Con in mano le trascrizioni delle parole esatte da lui pronunciate in aula, trasmesse la settimana prima da Napoli, il magistrato ha fatto presente al Cav che la frase 'incriminata' non rientra nel diritto di critica che, al contrario, deve essere «civile e urbana». «Questo non è un gioco», sarebbe stato il suo ammonimento, «i magistrati non sono solo quei pochi di cui legge sui giornali ma sono tanti e lavorano».
IL CAV SI SCUSA: «NON SI RIPETERÀ PIÙ». Berlusconi ha chiesto «scusa» per quella che ha definito «una battuta» che, ha assicurato, comunque non si ripeterà più.
Quello di una decina di giorni fa non è stato infatti il primo attacco nei confronti della magistratura da parte del'ex premier durante l'affidamento ai servizi sociali. Già un paio di volte aveva lanciato 'bordate' che gli sono costate il rigetto dell'istanza a partecipare a comizi elettorali in giro per l'Italia in vista delle elezioni europee.

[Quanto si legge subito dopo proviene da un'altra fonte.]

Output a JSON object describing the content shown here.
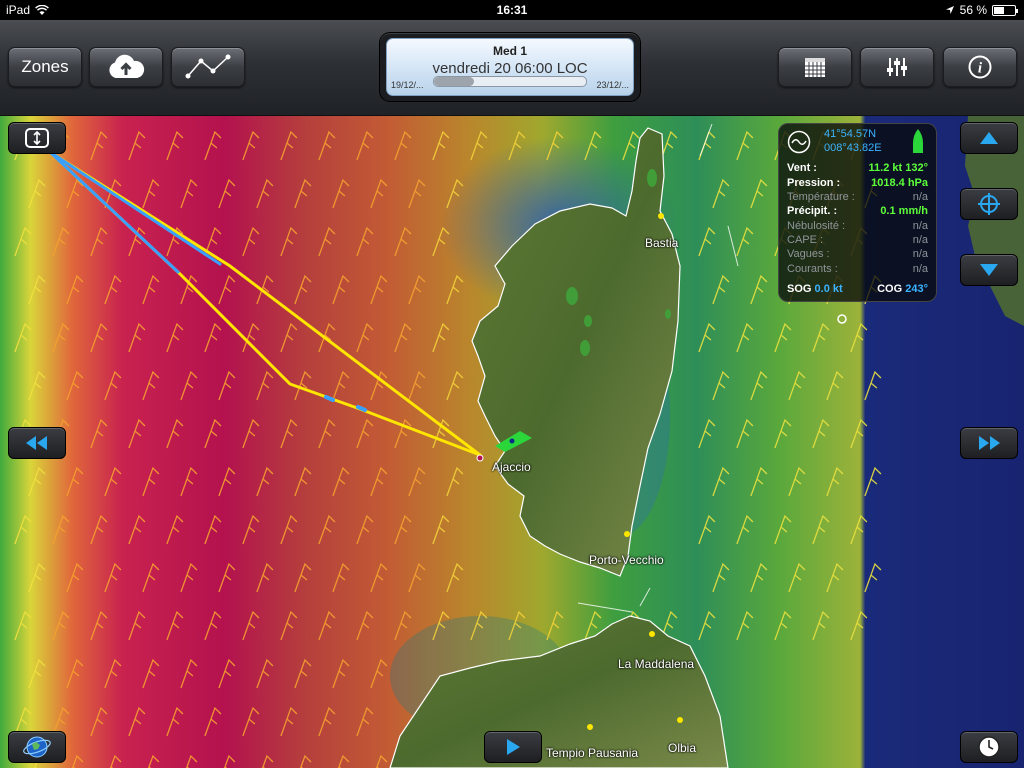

La diffida del primo luglio è previsto che entri a far parte delle valutazioni in vista dell'esito «finale della prova» che potrebbe essere messa a rischio (con tanto di sospensione dell'affidamento qualora arrivino altre diffide), così come la concessione della libertà anticipata di 45 giorni dopo i primi sei mesi.